KENMERKEN en geschiedenis

Dit instrument, in gebruik bij het Senufovolk in Ivoorkust in West-Afrika, behoort tot de harpluiten. Harp omdat de snaren in een vlak liggen dat loodrecht op de zangbodem staat, luit omdat het instrument een hals heeft waaraan de snaren bevestigd zijn. Die hals steekt door openingen in het klanklichaam, een kalebas, heen en steekt aan de andere kant een eindje uit, een constructie die typerend is voor de spiesvedels.  Er zijn twee varianten van de harpluit: de eerste is de bekende kora uit Senegal waarvan de andere kant van de snaren aan het uitstekende deel van de spies bevestigd zijn en via een hoge kam naar de hals lopen.

De tweede is de hier afgebeelde korikaariye, kortweg kori genoemd waar de snaren aan de kam zijn bevestigd.
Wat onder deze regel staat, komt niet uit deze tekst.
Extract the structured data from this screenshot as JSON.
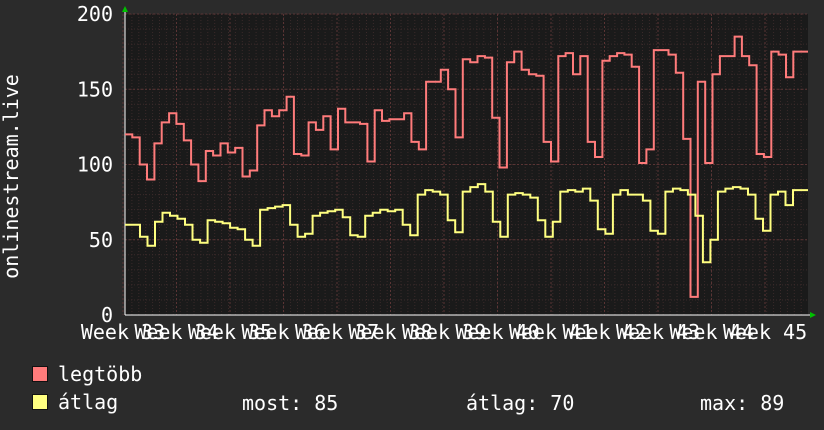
{
  "chart_data": {
    "type": "line",
    "ylabel": "onlinestream.live",
    "ylim": [
      0,
      200
    ],
    "yticks": [
      0,
      50,
      100,
      150,
      200
    ],
    "xtick_labels": [
      "Week 33",
      "Week 34",
      "Week 35",
      "Week 36",
      "Week 37",
      "Week 38",
      "Week 39",
      "Week 40",
      "Week 41",
      "Week 42",
      "Week 43",
      "Week 44",
      "Week 45"
    ],
    "grid": true,
    "colors": {
      "background": "#2b2b2b",
      "plot": "#1a1a1a",
      "grid": "#5a3434",
      "legtobb": "#ff7b7b",
      "atlag": "#ffff80"
    },
    "series": [
      {
        "name": "legtöbb",
        "values": [
          120,
          118,
          100,
          90,
          114,
          128,
          134,
          127,
          116,
          100,
          89,
          109,
          106,
          114,
          108,
          111,
          92,
          96,
          126,
          136,
          132,
          136,
          145,
          107,
          106,
          128,
          123,
          132,
          110,
          137,
          128,
          128,
          127,
          102,
          136,
          129,
          130,
          130,
          134,
          115,
          110,
          155,
          155,
          163,
          150,
          118,
          170,
          168,
          172,
          171,
          131,
          98,
          168,
          175,
          163,
          160,
          159,
          115,
          102,
          172,
          174,
          160,
          172,
          115,
          105,
          169,
          172,
          174,
          173,
          165,
          101,
          110,
          176,
          176,
          173,
          161,
          117,
          12,
          155,
          101,
          160,
          172,
          172,
          185,
          172,
          166,
          107,
          105,
          175,
          173,
          158,
          175,
          175
        ]
      },
      {
        "name": "átlag",
        "values": [
          60,
          60,
          52,
          46,
          62,
          68,
          66,
          64,
          60,
          50,
          48,
          63,
          62,
          61,
          58,
          57,
          50,
          46,
          70,
          71,
          72,
          73,
          60,
          52,
          54,
          66,
          68,
          69,
          70,
          65,
          53,
          52,
          66,
          68,
          70,
          69,
          70,
          60,
          53,
          80,
          83,
          82,
          80,
          63,
          55,
          82,
          85,
          87,
          82,
          62,
          52,
          80,
          81,
          80,
          78,
          63,
          52,
          62,
          82,
          83,
          82,
          84,
          76,
          57,
          54,
          80,
          83,
          80,
          80,
          76,
          56,
          54,
          82,
          84,
          83,
          80,
          66,
          35,
          50,
          82,
          84,
          85,
          84,
          80,
          64,
          56,
          80,
          82,
          73,
          83,
          83
        ]
      }
    ]
  },
  "legend": [
    {
      "label": "legtöbb",
      "color": "#ff7b7b"
    },
    {
      "label": "átlag",
      "color": "#ffff80"
    }
  ],
  "stats": {
    "most": "most: 85",
    "atlag": "átlag: 70",
    "max": "max: 89"
  }
}
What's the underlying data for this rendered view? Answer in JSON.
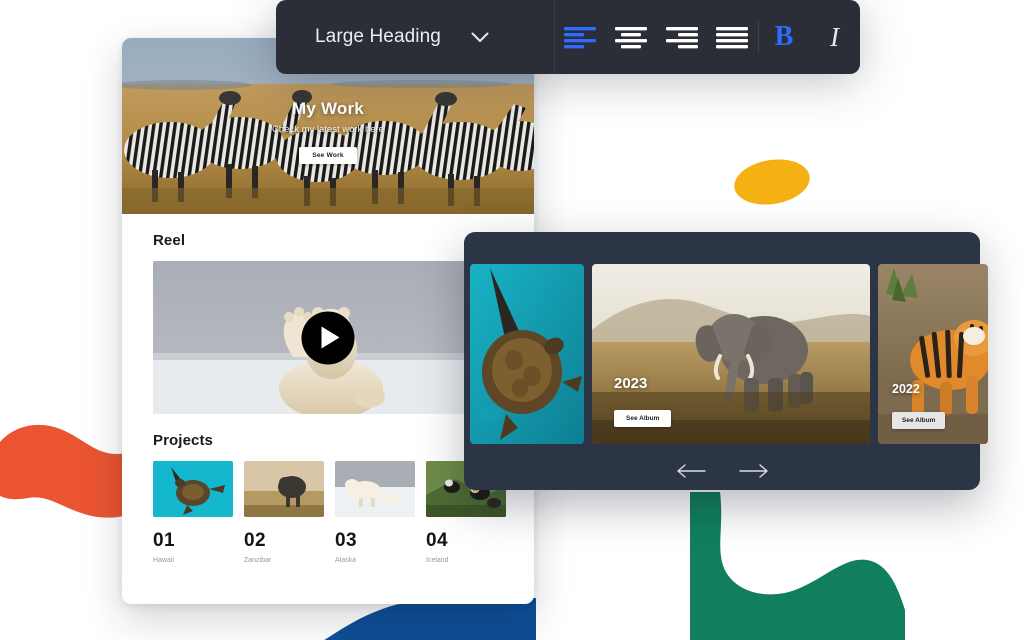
{
  "toolbar": {
    "dropdown": {
      "label": "Large Heading",
      "icon": "chevron-down-icon"
    },
    "align_buttons": [
      {
        "name": "align-left",
        "icon": "align-left-icon",
        "active": true,
        "color": "#2F6BFF"
      },
      {
        "name": "align-center",
        "icon": "align-center-icon",
        "active": false,
        "color": "#FFFFFF"
      },
      {
        "name": "align-right",
        "icon": "align-right-icon",
        "active": false,
        "color": "#FFFFFF"
      },
      {
        "name": "align-justify",
        "icon": "align-justify-icon",
        "active": false,
        "color": "#FFFFFF"
      }
    ],
    "format_buttons": [
      {
        "name": "bold",
        "label": "B",
        "active": true,
        "color": "#2F6BFF"
      },
      {
        "name": "italic",
        "label": "I",
        "active": false,
        "color": "#E9E9EC"
      }
    ],
    "background": "#2B2E37"
  },
  "site_card": {
    "hero": {
      "title": "My Work",
      "subtitle": "Check my latest work here",
      "button_label": "See Work",
      "image_alt": "zebras-in-savanna"
    },
    "reel": {
      "heading": "Reel",
      "play_icon": "play-icon",
      "image_alt": "polar-bear-waving"
    },
    "projects": {
      "heading": "Projects",
      "items": [
        {
          "number": "01",
          "location": "Hawaii",
          "image_alt": "sea-turtle"
        },
        {
          "number": "02",
          "location": "Zanzibar",
          "image_alt": "elephant"
        },
        {
          "number": "03",
          "location": "Alaska",
          "image_alt": "polar-bears"
        },
        {
          "number": "04",
          "location": "Iceland",
          "image_alt": "puffins"
        }
      ]
    }
  },
  "gallery_panel": {
    "background": "#2C3545",
    "cards": [
      {
        "year": "",
        "button_label": "",
        "image_alt": "sea-turtle-underwater"
      },
      {
        "year": "2023",
        "button_label": "See Album",
        "image_alt": "elephant-savanna"
      },
      {
        "year": "2022",
        "button_label": "See Album",
        "image_alt": "tiger"
      }
    ],
    "nav": {
      "prev_icon": "arrow-left-icon",
      "next_icon": "arrow-right-icon"
    }
  },
  "decor": {
    "blob_orange": "#EA5430",
    "blob_green": "#117F5E",
    "blob_blue": "#0E4E96",
    "blob_yellow": "#F5B014"
  }
}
De kam heeft dan vaak de vorm van een vrouwenfiguur, dat als decoratie fungeert, maar ook symbool is voor de bosgeest.. De zes metalen snaren zijn door openingen in het lichaam geregen en het vrouwtje wordt op haar beurt vastgehouden door planaardige vezels en stroken huid aan het uitstekende deel van de hals en ook zijdelings. Aan de hals zijn de snaren bevestigd met lussen van plantaardige vezels en leer waarmee door ze te verschuiven de snaren ook gestemd  kunnen worden. Aan de kalebas zijn ook twee platte latjes bevestigd die langs de hals lopen en waaraan de kori bij het spelen wordt vastgehouden. Met de duimen worden dan de snaren getokkeld. Aan het eind van de hals hoort een leren blad bevestigd te zijn, dat is versierd met metalen belletjes en ringetjes, dat een ritmische begeleiding van het snarenspel verzorgt. Bij ons instrument is dat afwezig. 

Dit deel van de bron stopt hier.